In installing an HP DL360G7 I had to use an USB stick as the installation 
media (the server has not installed a CD reader) AND another usb stick as
supplementary media for installing the firmware files for the broadcom
ethernets.

so i had:

/dev/sda1       install media
/dev/sdb1       supplementary media
/dev/sdc1       target media (smartarray 410 logical volume)

The installer installed grub on /dev/sda with root at /dev/sdc using
UUID so when I rebooted in the installed system, i had to remove the 
supplementary media and the devices list was

/dev/sda1       install media (now with grub that points to the installed 
system)
/dev/sdb1       installed system root

to correct the situation i had to boot the system as described, but removing the
install media stick (with grub) while the kernel was at initial loading stage, 
so
the device scan was only

/dev/sda1       installed system

and when fully booted, running grub-install and the update-grub

and the problem was resolved.

(
 Please note another thing (not for this bug) that created havoc in device list 
 is the fact that to load the non-free firmware when it is requested by the 
installer
 my auxiliary stick was not autodetected, so i needed to switch console, mount 
manually 
 the stick under /media and then tell the installer to retry. This however 
leaved the
 aux sick mounted since it was absolutely not clear if the installer needed it 
mounted
 or not during the other stages of the installation, with the effect of 
complicating
 the device map for grub.

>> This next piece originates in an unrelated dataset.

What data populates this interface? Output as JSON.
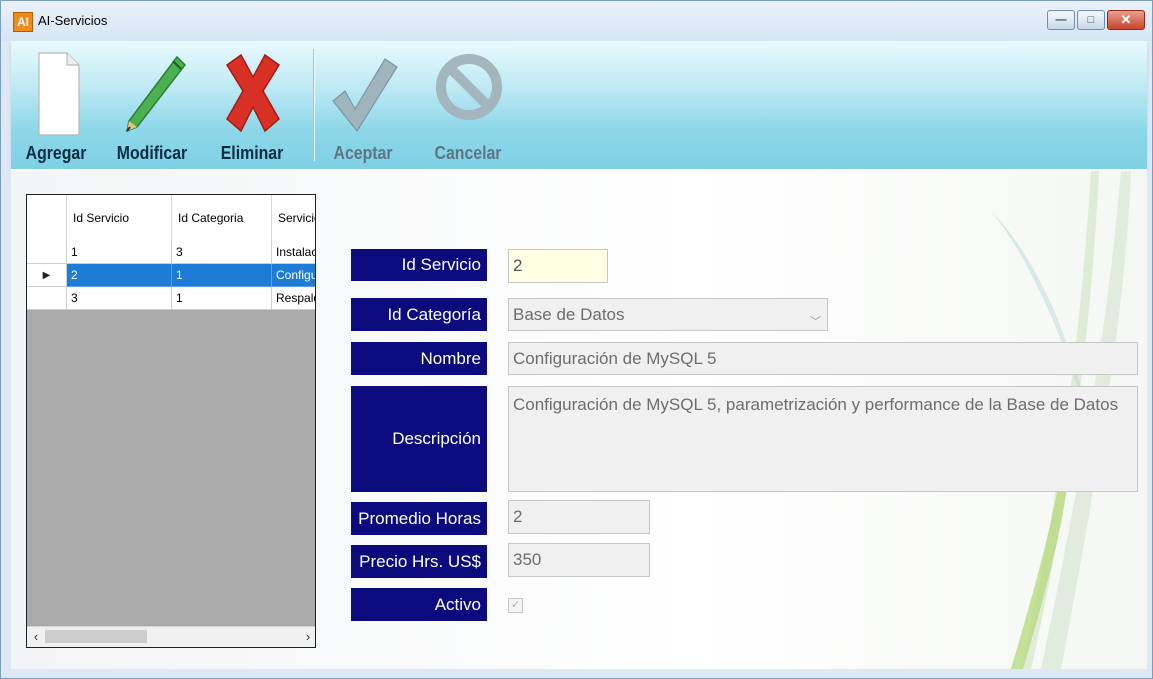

Maybe an help screen in debian installer at the 
prompt of aux
 media that explain how this media must be prepared for the automounting and 
 autounmounting would be very welcome.
)

what i think is needed to do is that the grub installation part in debian 
installer 
must do two things to catch by default the majority of use cases with minimum 
user 
intervention:

1. necessarily present a list of devices where grub can be installed. (And 
maybe 
automagically removing from that list the installation media device?)

2. set the default drive for grub installation to the drive that contains the 
root
partition selected during disk partitioning.

and (but this is more an RFE that a bug) in the same menu make the devices 
multi-selectable for when we are installing to a raid-1 volume.